Denys Finch-Hatton and the narrator rarely discuss her impending departure. As the farm had been Denys's home when not on safari, he has to find another place. He owns some land to the South on the coast and decides to fly down and visit it. He pledges to return that Thursday for lunch.

Denys does not appear on time for lunch, so the narrator heads to Nairobi for some errands, assuming that he was delayed in the bush. In the city, many people that she knows appear to be avoiding her. She has lunch with a British friend and at the end of the meal the friend tells her that Denys's plane had crashed outside of the city of Voi. He and his servant had been killed.

The narrator asks that Denys's body be sent to her farm, because Denys and she once had found a location in the Ngong Hills that they thought ideal for burial. On the day of the funeral, it rains, but many European and native friends come out for the service. The narrator later marks the grave with large stones and frequently visits it. Many of Denys's native friends appear on the farm and stay silently for several days in mourning.

Many years later after the narrator leaves Africa, the Lord Windchilsea, Denys's brother, plants an obelisk on his grave.

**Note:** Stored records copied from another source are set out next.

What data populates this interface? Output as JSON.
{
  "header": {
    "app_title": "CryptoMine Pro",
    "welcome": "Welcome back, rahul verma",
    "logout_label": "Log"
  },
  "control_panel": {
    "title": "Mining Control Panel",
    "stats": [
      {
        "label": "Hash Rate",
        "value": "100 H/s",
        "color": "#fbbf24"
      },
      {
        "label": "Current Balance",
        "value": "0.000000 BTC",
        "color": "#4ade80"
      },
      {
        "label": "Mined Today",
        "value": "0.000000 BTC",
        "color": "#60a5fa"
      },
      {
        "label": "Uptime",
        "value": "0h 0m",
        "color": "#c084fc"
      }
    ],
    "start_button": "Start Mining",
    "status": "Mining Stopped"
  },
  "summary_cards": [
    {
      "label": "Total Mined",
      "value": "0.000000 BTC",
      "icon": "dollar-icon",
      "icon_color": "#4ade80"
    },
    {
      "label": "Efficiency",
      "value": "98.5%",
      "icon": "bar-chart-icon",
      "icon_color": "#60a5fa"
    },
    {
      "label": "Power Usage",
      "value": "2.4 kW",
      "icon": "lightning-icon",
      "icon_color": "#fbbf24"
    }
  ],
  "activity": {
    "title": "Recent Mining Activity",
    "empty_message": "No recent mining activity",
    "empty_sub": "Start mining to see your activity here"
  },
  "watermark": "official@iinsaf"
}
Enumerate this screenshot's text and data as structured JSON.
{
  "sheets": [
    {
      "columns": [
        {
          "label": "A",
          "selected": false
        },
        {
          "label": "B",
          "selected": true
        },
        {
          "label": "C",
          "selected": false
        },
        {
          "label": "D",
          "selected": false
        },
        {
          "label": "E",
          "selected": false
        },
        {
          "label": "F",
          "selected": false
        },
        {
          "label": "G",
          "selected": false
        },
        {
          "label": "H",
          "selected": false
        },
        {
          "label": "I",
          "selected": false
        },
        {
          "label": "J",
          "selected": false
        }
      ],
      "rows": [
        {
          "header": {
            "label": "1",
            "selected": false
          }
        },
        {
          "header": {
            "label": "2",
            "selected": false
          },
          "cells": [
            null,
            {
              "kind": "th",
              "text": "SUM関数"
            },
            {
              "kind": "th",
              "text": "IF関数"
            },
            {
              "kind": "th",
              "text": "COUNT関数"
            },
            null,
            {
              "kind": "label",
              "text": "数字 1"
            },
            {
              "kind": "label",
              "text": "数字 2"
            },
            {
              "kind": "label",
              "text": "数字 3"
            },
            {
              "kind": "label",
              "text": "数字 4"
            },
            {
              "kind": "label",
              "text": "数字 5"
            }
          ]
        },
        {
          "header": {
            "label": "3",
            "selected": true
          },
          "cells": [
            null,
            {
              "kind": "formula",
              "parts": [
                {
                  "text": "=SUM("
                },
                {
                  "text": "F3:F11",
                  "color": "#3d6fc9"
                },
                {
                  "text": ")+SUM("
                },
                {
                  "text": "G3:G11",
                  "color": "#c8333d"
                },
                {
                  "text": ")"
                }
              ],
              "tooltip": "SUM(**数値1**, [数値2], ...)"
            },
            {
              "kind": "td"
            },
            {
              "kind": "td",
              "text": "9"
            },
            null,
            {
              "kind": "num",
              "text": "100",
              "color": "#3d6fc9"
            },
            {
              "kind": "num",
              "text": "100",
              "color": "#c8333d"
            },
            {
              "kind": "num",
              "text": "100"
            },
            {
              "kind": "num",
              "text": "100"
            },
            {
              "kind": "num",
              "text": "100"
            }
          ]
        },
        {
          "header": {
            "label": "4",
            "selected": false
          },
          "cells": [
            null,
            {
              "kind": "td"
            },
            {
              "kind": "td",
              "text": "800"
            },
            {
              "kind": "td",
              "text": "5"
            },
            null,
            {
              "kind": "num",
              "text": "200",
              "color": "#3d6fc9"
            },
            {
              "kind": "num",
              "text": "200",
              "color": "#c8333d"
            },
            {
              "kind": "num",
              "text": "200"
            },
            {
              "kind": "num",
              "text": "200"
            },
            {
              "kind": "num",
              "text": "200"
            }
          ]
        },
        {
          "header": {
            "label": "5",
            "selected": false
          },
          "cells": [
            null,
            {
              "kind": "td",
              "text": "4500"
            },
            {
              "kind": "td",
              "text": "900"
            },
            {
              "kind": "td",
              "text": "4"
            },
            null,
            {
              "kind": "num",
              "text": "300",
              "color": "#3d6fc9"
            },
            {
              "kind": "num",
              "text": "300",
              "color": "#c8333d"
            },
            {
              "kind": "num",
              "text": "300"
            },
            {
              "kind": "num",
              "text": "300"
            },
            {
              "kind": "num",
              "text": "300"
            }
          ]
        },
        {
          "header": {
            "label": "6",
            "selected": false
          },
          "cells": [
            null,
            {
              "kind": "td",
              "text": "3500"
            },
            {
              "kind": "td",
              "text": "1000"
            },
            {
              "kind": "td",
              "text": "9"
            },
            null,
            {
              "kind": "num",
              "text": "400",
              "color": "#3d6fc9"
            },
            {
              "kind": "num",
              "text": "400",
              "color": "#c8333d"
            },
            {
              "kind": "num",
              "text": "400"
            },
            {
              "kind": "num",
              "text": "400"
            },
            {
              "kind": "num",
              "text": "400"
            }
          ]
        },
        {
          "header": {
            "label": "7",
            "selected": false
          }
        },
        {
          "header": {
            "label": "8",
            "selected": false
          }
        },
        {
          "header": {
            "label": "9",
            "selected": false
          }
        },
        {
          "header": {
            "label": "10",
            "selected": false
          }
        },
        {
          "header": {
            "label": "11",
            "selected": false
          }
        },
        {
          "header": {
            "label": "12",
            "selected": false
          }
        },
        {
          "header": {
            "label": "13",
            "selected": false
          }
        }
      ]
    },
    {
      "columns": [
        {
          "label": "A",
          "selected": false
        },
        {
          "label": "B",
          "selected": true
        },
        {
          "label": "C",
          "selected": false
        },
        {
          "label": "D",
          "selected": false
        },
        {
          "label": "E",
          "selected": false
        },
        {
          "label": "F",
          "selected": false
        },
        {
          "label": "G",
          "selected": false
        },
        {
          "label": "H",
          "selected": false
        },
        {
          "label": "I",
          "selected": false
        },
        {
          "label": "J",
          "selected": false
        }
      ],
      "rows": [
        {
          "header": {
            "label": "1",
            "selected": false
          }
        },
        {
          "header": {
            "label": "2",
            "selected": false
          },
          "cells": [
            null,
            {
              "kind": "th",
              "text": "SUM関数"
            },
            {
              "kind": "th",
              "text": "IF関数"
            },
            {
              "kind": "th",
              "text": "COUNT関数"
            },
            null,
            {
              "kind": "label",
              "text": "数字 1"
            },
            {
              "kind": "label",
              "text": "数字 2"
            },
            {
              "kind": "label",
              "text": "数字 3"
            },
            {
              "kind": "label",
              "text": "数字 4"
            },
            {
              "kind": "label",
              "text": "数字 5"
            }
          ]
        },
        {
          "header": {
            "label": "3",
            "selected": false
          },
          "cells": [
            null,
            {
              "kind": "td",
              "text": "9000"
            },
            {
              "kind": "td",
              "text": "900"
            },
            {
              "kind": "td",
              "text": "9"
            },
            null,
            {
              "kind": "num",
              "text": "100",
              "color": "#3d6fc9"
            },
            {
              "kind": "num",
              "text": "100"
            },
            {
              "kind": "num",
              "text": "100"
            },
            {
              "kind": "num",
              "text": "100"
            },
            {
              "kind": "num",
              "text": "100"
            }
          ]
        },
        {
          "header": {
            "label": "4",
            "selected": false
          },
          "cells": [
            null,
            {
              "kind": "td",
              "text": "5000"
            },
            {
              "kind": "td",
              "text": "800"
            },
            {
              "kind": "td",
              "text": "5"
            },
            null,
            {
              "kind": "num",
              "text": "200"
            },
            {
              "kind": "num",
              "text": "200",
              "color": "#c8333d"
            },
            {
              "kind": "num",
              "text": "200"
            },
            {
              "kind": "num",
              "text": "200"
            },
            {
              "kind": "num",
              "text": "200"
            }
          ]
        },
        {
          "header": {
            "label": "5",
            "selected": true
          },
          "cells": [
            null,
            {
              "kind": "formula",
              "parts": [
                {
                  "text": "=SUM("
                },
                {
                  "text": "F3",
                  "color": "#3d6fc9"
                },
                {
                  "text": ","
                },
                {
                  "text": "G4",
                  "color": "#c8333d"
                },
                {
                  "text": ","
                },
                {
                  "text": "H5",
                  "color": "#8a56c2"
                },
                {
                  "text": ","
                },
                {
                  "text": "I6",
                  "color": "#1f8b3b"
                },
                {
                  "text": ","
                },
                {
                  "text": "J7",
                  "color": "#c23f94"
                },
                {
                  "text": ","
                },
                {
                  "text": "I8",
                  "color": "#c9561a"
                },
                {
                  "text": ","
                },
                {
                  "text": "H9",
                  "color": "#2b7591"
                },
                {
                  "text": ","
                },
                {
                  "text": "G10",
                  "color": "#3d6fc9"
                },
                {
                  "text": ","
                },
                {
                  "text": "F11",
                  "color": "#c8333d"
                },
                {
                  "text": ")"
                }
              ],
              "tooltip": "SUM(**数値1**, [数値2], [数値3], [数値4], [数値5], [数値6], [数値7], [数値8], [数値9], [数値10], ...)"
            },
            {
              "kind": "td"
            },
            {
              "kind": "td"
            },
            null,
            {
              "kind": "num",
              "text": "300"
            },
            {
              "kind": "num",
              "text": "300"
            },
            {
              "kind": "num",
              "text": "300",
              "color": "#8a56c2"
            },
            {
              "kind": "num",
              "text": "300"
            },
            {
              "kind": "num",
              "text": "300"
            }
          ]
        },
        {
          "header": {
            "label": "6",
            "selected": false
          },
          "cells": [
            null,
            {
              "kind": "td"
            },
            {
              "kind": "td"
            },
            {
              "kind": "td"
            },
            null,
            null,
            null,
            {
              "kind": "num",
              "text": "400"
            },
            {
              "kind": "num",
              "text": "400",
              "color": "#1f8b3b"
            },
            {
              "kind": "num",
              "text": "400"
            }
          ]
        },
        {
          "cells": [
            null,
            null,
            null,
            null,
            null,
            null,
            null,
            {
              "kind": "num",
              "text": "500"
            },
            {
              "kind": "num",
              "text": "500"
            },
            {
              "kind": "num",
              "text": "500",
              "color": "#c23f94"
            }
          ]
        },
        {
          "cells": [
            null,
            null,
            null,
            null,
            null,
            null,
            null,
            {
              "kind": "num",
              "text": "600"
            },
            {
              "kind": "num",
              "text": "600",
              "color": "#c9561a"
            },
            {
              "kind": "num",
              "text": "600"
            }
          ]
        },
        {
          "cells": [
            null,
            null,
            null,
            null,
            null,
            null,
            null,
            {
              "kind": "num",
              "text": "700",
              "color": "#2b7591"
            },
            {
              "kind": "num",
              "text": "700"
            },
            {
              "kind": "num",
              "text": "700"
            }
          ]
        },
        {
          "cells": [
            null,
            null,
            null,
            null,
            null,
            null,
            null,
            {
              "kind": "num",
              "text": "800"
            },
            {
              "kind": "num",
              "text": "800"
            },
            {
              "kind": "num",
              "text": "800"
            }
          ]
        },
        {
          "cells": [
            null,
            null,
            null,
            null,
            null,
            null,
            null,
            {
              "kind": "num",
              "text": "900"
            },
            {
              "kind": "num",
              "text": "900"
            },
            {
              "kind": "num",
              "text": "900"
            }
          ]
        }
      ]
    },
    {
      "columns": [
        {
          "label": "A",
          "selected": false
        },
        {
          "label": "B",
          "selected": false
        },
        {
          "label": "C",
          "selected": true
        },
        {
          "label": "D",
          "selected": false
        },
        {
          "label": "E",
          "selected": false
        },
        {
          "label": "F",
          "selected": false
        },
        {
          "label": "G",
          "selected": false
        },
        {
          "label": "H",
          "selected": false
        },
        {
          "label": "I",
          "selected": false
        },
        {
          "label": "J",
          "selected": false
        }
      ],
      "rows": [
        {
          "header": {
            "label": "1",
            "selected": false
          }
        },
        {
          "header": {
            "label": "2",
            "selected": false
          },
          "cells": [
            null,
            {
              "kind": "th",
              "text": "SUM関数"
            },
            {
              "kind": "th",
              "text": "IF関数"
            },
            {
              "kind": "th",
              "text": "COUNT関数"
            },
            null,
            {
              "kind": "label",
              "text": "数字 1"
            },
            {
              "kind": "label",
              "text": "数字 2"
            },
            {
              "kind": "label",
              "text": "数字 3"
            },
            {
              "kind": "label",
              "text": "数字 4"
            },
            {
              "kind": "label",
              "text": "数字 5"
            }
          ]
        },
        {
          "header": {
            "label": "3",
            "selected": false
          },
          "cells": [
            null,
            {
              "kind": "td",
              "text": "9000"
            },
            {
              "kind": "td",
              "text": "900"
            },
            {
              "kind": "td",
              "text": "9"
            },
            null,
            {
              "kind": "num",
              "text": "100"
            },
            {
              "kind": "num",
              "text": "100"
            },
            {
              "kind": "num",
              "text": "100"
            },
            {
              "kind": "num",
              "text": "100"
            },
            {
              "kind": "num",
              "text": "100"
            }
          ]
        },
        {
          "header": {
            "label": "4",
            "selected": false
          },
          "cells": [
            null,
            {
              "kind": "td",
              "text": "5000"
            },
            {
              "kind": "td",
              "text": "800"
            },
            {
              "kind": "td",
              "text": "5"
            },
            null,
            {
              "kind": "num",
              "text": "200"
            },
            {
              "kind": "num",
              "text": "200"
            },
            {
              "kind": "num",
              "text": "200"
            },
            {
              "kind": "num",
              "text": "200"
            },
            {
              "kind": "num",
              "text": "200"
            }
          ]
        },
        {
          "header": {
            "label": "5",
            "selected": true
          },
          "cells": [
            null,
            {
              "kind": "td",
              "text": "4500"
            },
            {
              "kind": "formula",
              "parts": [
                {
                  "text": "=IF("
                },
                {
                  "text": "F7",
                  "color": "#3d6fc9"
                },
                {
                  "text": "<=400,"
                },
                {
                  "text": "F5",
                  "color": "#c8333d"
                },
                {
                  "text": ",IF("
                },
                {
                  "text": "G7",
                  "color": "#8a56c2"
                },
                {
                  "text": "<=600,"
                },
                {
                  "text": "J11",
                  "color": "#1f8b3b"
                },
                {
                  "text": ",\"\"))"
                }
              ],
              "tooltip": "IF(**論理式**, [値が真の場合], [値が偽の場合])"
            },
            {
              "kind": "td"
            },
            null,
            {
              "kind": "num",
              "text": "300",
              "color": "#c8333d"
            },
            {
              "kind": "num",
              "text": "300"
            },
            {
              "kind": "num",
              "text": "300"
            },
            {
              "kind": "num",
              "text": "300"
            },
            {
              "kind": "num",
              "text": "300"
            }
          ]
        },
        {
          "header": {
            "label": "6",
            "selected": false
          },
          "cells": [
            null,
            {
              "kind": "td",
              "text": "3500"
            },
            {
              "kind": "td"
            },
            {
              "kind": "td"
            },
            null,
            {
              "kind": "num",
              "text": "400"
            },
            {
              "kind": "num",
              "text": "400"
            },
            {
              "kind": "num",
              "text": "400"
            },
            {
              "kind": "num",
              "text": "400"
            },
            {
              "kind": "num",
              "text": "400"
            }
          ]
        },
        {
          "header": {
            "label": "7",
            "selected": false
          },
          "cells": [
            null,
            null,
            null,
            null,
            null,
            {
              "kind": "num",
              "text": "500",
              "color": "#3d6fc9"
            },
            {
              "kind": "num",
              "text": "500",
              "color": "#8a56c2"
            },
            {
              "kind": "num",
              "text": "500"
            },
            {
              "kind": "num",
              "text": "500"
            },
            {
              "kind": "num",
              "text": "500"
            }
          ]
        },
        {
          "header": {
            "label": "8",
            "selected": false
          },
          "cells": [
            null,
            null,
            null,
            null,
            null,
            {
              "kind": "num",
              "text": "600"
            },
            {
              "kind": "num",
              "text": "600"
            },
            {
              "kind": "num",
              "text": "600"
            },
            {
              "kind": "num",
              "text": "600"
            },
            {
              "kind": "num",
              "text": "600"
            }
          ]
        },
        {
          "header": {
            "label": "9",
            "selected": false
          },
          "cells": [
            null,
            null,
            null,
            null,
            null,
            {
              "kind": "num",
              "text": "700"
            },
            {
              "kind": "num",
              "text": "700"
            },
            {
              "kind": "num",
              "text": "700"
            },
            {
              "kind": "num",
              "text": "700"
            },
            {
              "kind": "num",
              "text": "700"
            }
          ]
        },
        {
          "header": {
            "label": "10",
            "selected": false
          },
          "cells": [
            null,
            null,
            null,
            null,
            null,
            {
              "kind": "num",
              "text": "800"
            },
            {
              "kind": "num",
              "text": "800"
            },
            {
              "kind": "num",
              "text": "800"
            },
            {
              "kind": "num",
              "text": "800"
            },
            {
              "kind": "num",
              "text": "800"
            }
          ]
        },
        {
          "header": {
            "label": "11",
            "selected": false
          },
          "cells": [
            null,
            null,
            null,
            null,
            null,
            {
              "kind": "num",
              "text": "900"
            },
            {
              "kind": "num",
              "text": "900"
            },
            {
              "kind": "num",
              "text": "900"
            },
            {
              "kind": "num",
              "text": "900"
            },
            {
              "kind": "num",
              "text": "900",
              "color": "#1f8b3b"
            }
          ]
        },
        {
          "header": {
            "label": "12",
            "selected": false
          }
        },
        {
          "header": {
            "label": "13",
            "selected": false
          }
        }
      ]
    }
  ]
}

The stone is inscribed with "The Rime of the Ancient Mariner." After returning to Europe, she also learns from acquaintances that a lion and lioness have frequently been observed sitting together on Denys's grave, while watching the movement of game on the plains below. For the narrator, the presence of lions on Denys's grave is fitting and decorous.

Analysis

These chapters start the final section of Out of Africa and it is notably different from the rest of the book. Robert Woodrow Langbaum has compared the structure of Out of Africa to that of the five-part classical tragedies that Isak Dinesen admired. Out of Africa also has five parts, this one being the fifth. As Langbaum notes, the first four parts depict an "idyll," whereas the last part reveals the tragic "fall." The shift to tragedy almost immediately becomes evident with these chapters. Right away, the coffee harvest fails, grasshoppers plague, and Denys Finch-Hatton dies. The author must leave Africa. Dinesen may have metaphorically correlated Africa with a type of paradise previously in the book, but not any more. Not the tale has shifted to one of "paradise lost," which the narrator's eventual departure signifying her separation from the pastoral life.